= E. Calvin Beisner =

American scholar and academic

Ernest Calvin Beisner (born 6 December 1955) is an American Christian interdisciplinary scholar and writer in the fields of theology, Christian apologetics, church history, political philosophy, and environmental ethics and stewardship. He is the founder and national spokesman of the Cornwall Alliance for the Stewardship of Creation.

Beisner earned a B.A. in Interdisciplinary Studies in Religion and Philosophy from the University of Southern California in 1978, an M.A. in Society with Specialization in Economic Ethics from International College, Los Angeles in 1983, and a Ph.D. in Scottish History with a dissertation on the life and political thought of the 17th-century Scottish Covenanter lawyer and politician Sir James Stewart of Goodtrees (1635-1713) from the University of St.

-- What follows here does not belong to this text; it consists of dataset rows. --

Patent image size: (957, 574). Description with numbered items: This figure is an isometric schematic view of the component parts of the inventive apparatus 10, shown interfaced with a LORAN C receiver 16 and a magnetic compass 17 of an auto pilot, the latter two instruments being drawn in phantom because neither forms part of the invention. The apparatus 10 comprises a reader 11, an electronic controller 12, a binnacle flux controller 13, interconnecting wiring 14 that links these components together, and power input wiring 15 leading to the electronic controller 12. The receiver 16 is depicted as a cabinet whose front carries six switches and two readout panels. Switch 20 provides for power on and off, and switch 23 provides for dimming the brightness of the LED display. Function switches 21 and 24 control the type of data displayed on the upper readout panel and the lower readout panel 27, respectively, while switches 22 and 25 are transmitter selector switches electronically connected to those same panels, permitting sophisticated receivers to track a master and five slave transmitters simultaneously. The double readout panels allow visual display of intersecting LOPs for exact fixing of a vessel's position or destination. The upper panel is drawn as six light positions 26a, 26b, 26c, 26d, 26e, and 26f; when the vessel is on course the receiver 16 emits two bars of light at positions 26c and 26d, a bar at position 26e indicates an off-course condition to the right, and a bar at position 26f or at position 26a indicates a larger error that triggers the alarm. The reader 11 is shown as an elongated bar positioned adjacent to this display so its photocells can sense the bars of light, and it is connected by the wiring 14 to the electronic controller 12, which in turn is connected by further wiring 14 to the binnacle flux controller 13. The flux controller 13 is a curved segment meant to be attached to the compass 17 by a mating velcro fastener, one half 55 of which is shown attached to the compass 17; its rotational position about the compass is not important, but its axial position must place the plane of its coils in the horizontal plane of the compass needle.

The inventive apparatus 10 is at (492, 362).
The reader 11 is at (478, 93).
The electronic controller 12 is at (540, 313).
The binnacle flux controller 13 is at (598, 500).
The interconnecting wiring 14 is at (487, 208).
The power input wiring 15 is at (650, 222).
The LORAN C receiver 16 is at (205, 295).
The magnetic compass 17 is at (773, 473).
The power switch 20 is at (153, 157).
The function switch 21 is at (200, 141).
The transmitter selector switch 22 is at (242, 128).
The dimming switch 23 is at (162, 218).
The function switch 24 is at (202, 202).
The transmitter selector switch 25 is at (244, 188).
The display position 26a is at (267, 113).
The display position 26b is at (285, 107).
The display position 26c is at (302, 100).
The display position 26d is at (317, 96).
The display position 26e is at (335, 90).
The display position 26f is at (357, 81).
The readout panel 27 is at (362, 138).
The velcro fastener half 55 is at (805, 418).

Andrews in 2003. He taught interdisciplinary studies at Covenant College from 1992 to 2000 and historical theology and social ethics at Knox Theological Seminary from 2000 to 2008. He has been a fellow of the Institute on Religion and Democracy and an adjunct fellow of the Acton Institute for the Study of Religion and Liberty.

The Heritage Foundation gave Beisner the "Outstanding Spokesperson for Faith, Science, and Stewardship" award at the Heartland Institute's Ninth International Conference on Climate Change in 2014.

Calvin Beisner is strongly against environmentalism, calling it "the greatest threat to civilization".